So much is going through my mind as I think about acting, action, taking steps to act, preparing to act, acting as if...
"Actions speak louder than words."-is a favorite. But then again I'm not always so sure I agree with that--after all, how many times have you been an incredible friend, created a warm and welcome community, given hugs, wiped away tears, only to be confronted when a (not-so-well-thought-out/poor-life-decision) word slips out?
Instead, I keep thinking back to #HillelInstitute where I spent last week learning about vibrant Jewish life, and how to live life vibrantly as a Jew (two different things in my opinion). In taking my second major, Jewish Professional Development--emphasis was actually on the Jewish--one of my teachers, Rabbi Neal Schuster taught us something that I will never forget: "When you stop and thing 'someone has to do something about that,' that someone must be YOU."
I realized that there are many days where I've sat and thought...and complained...or kvetched...or vented...or asked questions...or gotten angry...or blamed...or wondered..."WHY ISN'T ANYBODY DOING ANYTHING?" I got lost in the fact that all the complaining/kvetching/[insert awesome gerund here] was just as bad: it was a lack of action.
Now, it's not always in me to act. I like to think of great ideas, outline them to their fullest, discuss them in my head, discuss them with other people--and then forget that I was supposed to start them. I've recently started a running program (in hiatus this week due to a pretty tricky chest cough) in an attempt to get healthier--my action was to take the first step. To download the Couch-to-5K app on my phone, to buy the correct sneakers, to leash up Ellie and to walk out the door. It was difficult--but I acted.

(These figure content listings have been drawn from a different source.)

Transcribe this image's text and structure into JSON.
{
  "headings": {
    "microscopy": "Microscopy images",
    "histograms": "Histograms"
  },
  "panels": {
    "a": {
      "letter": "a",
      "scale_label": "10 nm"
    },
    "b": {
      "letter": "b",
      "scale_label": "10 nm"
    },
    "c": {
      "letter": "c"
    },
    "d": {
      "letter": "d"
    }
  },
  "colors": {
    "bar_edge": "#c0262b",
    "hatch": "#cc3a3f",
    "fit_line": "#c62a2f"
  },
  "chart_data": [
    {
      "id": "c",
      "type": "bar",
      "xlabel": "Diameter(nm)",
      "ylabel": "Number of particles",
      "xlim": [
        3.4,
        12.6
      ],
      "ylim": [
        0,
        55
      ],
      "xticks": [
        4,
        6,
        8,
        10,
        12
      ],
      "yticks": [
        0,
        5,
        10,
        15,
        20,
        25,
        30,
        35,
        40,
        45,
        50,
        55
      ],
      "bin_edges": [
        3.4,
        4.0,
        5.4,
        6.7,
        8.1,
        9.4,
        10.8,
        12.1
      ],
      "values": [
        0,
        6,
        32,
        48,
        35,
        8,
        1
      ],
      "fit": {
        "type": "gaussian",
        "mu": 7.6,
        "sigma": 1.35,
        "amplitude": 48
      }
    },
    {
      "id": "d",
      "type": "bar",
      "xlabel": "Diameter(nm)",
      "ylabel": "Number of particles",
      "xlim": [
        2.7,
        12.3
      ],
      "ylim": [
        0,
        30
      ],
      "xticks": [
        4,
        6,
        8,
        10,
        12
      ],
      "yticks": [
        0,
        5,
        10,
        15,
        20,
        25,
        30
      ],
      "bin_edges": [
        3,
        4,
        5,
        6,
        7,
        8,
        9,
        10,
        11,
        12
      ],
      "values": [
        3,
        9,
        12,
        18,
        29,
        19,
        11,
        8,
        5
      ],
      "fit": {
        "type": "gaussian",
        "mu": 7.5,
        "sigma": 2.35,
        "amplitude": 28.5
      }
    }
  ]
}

At Institute, I implemented my "meal mission": finding people to sit with can be a nightmare--especially if you're shy or don't want to interrupt what you think is a meeting. Now if I (or if anyone who I shared the mission with) see anyone walking around looking for a place, I automatically invite them. Come sit! Our table's full? Pull up a chair. No more spaces? Move to a bigger table! I guarantee you that no matter what my conversation was about, it's not more important than you needing a community to sit with. Large conventions tend to make me anxious--but I acted.
As the year goes on, it's my intention to keep acting. To keep putting the wheels in motion, never complacent with things "being fine" but always acting to keep furthering relationships, try new things, not let fear stop me from living a vibrant life as a Jew while promoting a vibrant Jewish life on campus. I always tell my students that I will never force them to do anything that I am not willing to do (inclusive of rafting, vertically scaling a mountain, hiking, and climbing into a 2200 year old cave), and in so telling them, I put the impetus on myself to act. If I want them to try new things, I must try new things.
My boss/mentor often tells me he would rather I take large risks ("go big or go home") and make mistakes than to let fear and passivity take over. Rabbi Naomi Levy writes, "Wake me up G-d; ignite my passion, fill me with outrage. Remind me that I am responsible for Your world. Don't allow me to stand idly by. Inspire me to act. Teach me to believe that I can repair some corner of this world." By writing these words, I am acting. By living these words, I give the action true meaning.